Faydasından öte artık iletişim araçları insanlar arasındaki iletişim kopukluğunun en büyük örneğini teşkil ediyor.
Bu ben dâhil herkeste de böyle.
Sabah kalkar kalkmaz ilk işimiz telefonu elimize almak oluyor. Belki yarım saatte uykuyla geçireceğimiz zamanı telefonda sosyal medyada geçiriyoruz.
Yani saatler oldu girmeyeli. Kim bilir neler kaçırmışızdır! Bakmamız lazım.
Sosyal medyada uzakta olduğumuz yıllardır görüşmediğimiz arkadaşlarımızla, öğretmenimizle iletişime geçiyoruz ama bunu yaparken de aile de dahil yanımızdaki insanlarla bile iletişim içinde değiliz.
3-4 kişi arkadaş aynı ortamda bir araya geldiğinde dikkat edin çıt bile çıkmıyor. Baktığınızda herkesin elinde telefon ya facebooka bakıyor ya tweet atıyor ya da paylaştığı fotoğrafların, yazıların kimler tarafından beğenildiğini kaç beğeni aldığını kontrol ediyor.
Bu durum o arkadaşlarıyla iletişiminden daha önemli olmuş durumda.

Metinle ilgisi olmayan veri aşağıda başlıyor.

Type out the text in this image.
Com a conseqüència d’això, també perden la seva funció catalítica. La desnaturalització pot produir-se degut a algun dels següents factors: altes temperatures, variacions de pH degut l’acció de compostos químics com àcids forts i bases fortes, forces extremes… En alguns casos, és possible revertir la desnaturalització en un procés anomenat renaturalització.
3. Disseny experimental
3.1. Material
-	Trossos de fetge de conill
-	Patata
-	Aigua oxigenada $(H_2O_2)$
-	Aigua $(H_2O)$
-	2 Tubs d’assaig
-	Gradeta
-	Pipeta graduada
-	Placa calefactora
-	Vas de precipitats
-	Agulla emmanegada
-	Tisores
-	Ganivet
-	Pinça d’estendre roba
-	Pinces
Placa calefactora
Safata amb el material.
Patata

Sosyal medyadaki beğeni hastalığına hiç girmiyorum bile.
‘İletişime geçiyoruz’ deyip daha fazla birbirimizden kopuyoruz.
Hatta bunu abartanlar bile var. Aynı yerde karşı karşıya otururken bile konuşmak yerine telefon ile iletişim sağlıyorlar.

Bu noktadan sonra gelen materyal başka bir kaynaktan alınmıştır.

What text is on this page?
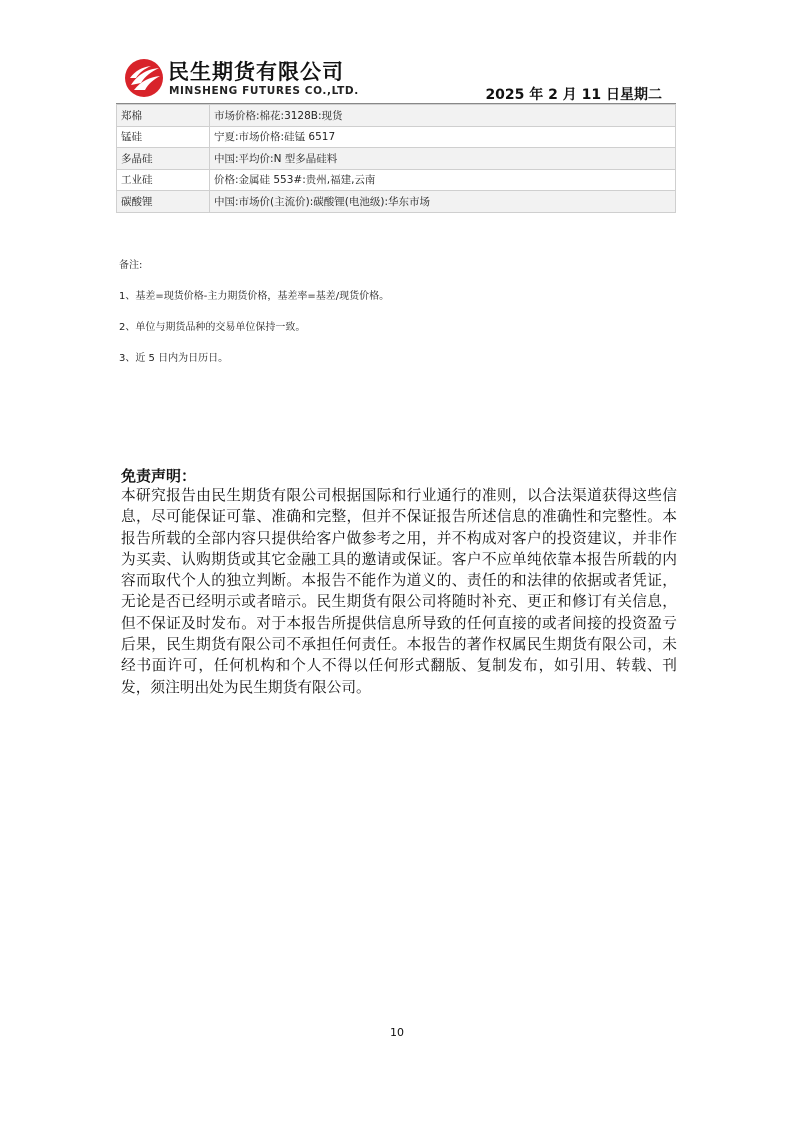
民生期货有限公司
MINSHENG FUTURES CO.,LTD.	2025 年 2 月 11 日星期二
郑棉	市场价格:棉花:3128B:现货
锰硅	宁夏:市场价格:硅锰 6517
多晶硅	中国:平均价:N 型多晶硅料
工业硅	价格:金属硅 553#:贵州,福建,云南
碳酸锂	中国:市场价(主流价):碳酸锂(电池级):华东市场

备注:

1、基差=现货价格-主力期货价格，基差率=基差/现货价格。

2、单位与期货品种的交易单位保持一致。

3、近 5 日内为日历日。

免责声明：

本研究报告由民生期货有限公司根据国际和行业通行的准则，以合法渠道获得这些信息，尽可能保证可靠、准确和完整，但并不保证报告所述信息的准确性和完整性。本报告所载的全部内容只提供给客户做参考之用，并不构成对客户的投资建议，并非作为买卖、认购期货或其它金融工具的邀请或保证。客户不应单纯依靠本报告所载的内容而取代个人的独立判断。本报告不能作为道义的、责任的和法律的依据或者凭证，无论是否已经明示或者暗示。民生期货有限公司将随时补充、更正和修订有关信息，但不保证及时发布。对于本报告所提供信息所导致的任何直接的或者间接的投资盈亏后果，民生期货有限公司不承担任何责任。本报告的著作权属民生期货有限公司，未经书面许可，任何机构和个人不得以任何形式翻版、复制发布，如引用、转载、刊发，须注明出处为民生期货有限公司。

10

Aynı apartmanı geçtim artık aile içinde insanlar birbirlerini görmeden yaşıyorlar. Eşinin, dostunun hastalığını, sağlığını sosyal medyadan öğreniyoruz.
Eskisi gibi misafir gelip gitmiyor. Hepimiz, çok yoğunuz. İleriki zamanda artık bilgisayar ve cep telefonu ekranlarından konuk olacağız.

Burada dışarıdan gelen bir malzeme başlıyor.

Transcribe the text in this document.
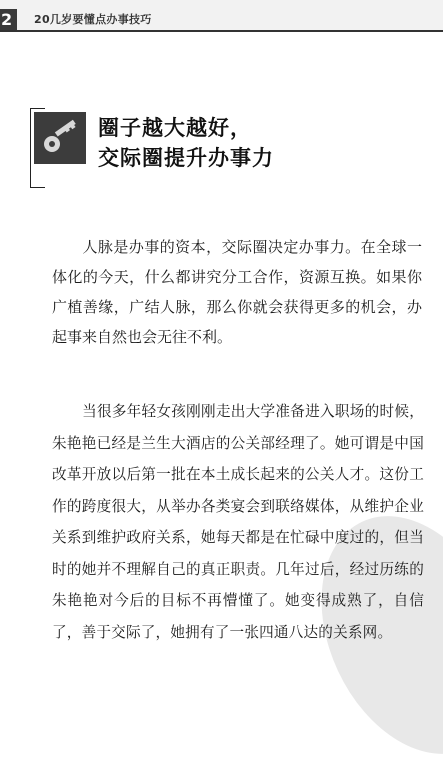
2	20几岁要懂点办事技巧
圈子越大越好，
交际圈提升办事力

人脉是办事的资本，交际圈决定办事力。在全球一体化的今天，什么都讲究分工合作，资源互换。如果你广植善缘，广结人脉，那么你就会获得更多的机会，办起事来自然也会无往不利。

当很多年轻女孩刚刚走出大学准备进入职场的时候，朱艳艳已经是兰生大酒店的公关部经理了。她可谓是中国改革开放以后第一批在本土成长起来的公关人才。这份工作的跨度很大，从举办各类宴会到联络媒体，从维护企业关系到维护政府关系，她每天都是在忙碌中度过的，但当时的她并不理解自己的真正职责。几年过后，经过历练的朱艳艳对今后的目标不再懵懂了。她变得成熟了，自信了，善于交际了，她拥有了一张四通八达的关系网。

Onu da becerebilenler sınırlı sayıda aslında.
Sosyal hayattaki ikiyüzlülükleri, samimiyetsizlikleri, saygısızlıkları bir kenara koyamayız. İnsanlar her şeyi istediğimi şekilde söyleyebilirim havasındalar. Adeta orada başka bir kimliğe bürünüveriyorlar.
Her ne olursa olsun saygımızı yitirmememiz gerekiyor.
Hz. Mevlana ne güzel söylemiş; ‘Ya olduğun gibi görün ya göründüğün gibi ol’ diye…
Keşke herkes en azından bunu uygulayabilse…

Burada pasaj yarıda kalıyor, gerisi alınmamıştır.